The Houston Texans defensive end spoke at his alma mater, the University of Wisconsin-Madison, telling students in the crowd at Camp Randall football stadium on May 11 to follow their dreams, regardless of what others tell them to do.
"I once had a teacher who told me my dream of one day playing in the NFL was unrealistic," he said. "Well, hello."
"The path to your dreams often never goes the way you imagine it will," he continued. "When I dreamed about coming to Wisconsin I dreamed about getting a scholarship coming out of high school. I dreamed about starting early on in my career and going and winning Rose Bowls."
"And that's my message to you," he said. "Even at this point in your life, you may not have imagined how your college career would go. But here you are. Accomplishing one of your dreams. It will be difficult, it will not look the way you want it to look, but in the end, if you stay focused, if you stay true, if you have the passion for your dream, you will get there."
"I remember my mentor telling me that as long as I was making myself happy and proud, I am a success," the Queer Eye star told the graduates at Chaffey College in Rancho Cucamonga, California, on May 23, in partnership with EXTRA Refreshers Gum. He reminded grads that "my destiny is determined by me," and encouraged them to move past fears about their futures. "There was no need to fear my tomorrow because I believe in the person I am today," he added.
The Fences actress delivered a powerful speech to the graduating class at Barnard College on May 20, encouraging the students to remember their personal histories and the history of our nation as they move forward in their lives.
"History is not the past, it is the present. We carry history with us. We all are history," Davis said.
The actress addressed America's past, reminding the students about Jim Crow laws and urging them to "own the fact that that was America." She stressed the importance of remembering our worst and best experiences alike in order to pave a brighter and more honest future.
"Own all the memories and the experiences, even if they were traumatic. The world is broken because we’re broken. There are too many of us who want to forget," she said. "Who said that all of who you are has to be good?"
The A Quiet Place actor and director returned to his alma mater, Brown University, to deliver the commencement speech to the school's undergraduate class of 2019 on May 26.

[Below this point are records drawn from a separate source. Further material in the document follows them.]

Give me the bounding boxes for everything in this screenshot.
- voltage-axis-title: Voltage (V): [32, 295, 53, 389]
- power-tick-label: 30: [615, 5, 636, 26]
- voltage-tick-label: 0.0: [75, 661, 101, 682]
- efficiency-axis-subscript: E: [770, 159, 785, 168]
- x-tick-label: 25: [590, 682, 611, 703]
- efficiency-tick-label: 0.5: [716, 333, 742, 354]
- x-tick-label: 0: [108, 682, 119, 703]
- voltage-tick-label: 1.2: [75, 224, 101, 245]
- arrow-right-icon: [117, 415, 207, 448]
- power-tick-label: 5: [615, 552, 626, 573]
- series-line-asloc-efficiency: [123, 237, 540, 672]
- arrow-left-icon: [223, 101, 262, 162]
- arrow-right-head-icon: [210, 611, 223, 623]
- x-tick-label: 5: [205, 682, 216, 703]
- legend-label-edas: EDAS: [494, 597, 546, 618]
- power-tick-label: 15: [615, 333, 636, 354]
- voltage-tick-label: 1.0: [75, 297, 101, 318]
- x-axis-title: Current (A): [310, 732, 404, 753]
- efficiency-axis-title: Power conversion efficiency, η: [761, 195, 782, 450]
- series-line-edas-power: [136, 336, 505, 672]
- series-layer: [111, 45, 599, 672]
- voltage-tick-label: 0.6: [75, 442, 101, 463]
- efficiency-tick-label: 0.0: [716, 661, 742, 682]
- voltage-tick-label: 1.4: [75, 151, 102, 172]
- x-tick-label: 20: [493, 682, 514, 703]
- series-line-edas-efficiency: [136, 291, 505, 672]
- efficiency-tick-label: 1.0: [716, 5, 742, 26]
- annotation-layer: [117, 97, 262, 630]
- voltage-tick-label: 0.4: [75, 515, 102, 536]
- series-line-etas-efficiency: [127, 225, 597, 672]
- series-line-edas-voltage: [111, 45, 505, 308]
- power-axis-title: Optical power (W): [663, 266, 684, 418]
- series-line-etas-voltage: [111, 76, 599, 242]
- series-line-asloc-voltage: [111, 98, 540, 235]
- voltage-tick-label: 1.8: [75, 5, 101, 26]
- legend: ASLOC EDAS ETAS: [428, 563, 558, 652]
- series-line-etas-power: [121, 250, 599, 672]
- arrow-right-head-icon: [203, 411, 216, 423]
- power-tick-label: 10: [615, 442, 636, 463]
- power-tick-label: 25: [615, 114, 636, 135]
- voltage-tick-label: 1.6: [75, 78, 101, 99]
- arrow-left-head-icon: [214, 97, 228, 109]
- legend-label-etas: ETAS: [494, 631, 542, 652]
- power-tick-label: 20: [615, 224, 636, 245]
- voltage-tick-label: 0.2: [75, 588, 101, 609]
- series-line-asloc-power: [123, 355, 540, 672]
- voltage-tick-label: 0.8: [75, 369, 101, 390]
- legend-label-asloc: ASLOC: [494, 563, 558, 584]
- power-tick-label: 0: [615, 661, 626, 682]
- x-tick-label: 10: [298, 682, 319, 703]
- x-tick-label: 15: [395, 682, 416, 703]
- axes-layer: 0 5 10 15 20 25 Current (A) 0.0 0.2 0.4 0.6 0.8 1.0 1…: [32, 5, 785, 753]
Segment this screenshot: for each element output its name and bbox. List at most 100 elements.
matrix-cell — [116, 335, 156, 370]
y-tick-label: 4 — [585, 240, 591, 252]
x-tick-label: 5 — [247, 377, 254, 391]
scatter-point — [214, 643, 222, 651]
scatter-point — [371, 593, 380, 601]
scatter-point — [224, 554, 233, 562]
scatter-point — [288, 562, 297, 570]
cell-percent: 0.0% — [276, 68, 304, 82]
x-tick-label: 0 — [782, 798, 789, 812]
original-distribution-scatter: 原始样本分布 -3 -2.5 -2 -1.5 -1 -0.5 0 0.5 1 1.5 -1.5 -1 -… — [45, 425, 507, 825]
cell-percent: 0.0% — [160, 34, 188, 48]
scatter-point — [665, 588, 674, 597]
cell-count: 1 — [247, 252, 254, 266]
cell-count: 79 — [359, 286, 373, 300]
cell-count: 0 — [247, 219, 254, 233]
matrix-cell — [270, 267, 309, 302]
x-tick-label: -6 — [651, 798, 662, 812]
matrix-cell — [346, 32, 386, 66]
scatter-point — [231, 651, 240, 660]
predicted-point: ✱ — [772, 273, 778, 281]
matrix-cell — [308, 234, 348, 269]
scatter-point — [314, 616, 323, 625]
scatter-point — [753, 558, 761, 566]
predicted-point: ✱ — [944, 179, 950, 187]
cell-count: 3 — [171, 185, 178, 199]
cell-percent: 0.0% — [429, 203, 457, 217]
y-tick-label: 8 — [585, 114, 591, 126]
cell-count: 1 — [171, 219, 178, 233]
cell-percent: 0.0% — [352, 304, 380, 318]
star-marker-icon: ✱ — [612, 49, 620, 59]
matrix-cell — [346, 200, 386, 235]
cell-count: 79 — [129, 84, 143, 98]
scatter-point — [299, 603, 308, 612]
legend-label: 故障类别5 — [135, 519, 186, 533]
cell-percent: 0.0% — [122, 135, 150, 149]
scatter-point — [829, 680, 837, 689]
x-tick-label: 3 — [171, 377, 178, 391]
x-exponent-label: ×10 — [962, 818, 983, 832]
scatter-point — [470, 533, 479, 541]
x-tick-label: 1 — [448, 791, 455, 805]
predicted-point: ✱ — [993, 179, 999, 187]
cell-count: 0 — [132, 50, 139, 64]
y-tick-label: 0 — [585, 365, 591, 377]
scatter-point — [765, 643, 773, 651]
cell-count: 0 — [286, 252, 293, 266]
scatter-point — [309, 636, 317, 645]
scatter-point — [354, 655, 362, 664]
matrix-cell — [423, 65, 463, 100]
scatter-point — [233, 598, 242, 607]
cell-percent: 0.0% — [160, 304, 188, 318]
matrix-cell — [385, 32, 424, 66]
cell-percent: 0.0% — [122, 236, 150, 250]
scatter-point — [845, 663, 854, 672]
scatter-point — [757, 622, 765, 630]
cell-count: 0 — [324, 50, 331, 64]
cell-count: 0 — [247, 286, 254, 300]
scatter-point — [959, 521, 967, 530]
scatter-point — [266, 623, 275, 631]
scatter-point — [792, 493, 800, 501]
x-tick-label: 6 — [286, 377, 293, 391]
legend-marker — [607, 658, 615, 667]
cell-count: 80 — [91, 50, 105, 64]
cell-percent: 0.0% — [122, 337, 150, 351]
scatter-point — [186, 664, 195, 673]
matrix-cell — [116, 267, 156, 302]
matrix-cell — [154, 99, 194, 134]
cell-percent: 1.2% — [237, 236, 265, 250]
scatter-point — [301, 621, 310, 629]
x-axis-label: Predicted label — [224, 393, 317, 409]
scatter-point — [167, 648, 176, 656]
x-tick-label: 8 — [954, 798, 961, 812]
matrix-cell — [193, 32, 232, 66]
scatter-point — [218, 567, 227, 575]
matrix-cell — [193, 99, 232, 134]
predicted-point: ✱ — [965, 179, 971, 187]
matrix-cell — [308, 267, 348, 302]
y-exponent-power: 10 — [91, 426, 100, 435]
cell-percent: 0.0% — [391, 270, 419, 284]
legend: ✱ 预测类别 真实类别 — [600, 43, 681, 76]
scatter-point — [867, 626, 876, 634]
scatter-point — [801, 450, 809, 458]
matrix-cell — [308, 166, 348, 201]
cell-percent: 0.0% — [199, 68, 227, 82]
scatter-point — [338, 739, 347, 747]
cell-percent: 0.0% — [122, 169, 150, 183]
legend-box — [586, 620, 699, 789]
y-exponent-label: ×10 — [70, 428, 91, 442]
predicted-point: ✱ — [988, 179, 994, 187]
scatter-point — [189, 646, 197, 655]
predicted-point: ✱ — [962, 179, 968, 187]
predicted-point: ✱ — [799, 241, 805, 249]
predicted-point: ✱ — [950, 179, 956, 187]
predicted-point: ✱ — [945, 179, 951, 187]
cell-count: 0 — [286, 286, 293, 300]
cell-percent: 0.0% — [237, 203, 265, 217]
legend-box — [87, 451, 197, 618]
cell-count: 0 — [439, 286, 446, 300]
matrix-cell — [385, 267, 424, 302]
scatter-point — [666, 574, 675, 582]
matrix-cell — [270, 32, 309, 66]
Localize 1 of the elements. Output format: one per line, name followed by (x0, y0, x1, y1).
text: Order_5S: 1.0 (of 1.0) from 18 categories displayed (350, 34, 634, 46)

The Office alumnus challenged the students to hold on to their convictions as they set out for the "real world."
"Real change is organic. The only responsibility you all have is to hold fast to everything you have lived, right here," he said. "To not conform, to realize that when you’re out there, you’ve done all this before. Remember fondly the discomfort you felt when you were asked to push yourself farther than you were ever sure you could go. And the elation when you finally got there."
Krasinski also advised the graduates to "remember to believe in something," adding, "Fall in love as many times as it takes."
Speaking on May 29 — the same day special counsel Robert Mueller gave remarks on his investigation into Russian interference in the 2016 presidential election — former presidential candidate Clinton told graduates at New York City's Hunter College that the investigation “deserves the attention of every American.”
“It seems absolutely clear that we’ve got to deal with what has been investigated and reported,” she went on to say.
Clinton also slammed social media platforms — namely Facebook — for their roles in sharing misinformation. But she did manage to keep things light, too, joking about 2018's commencement speaker, Vin Diesel.
“We’re going to star in a movie together,” she said. “It’s called The Fast and the Still Really Furious.”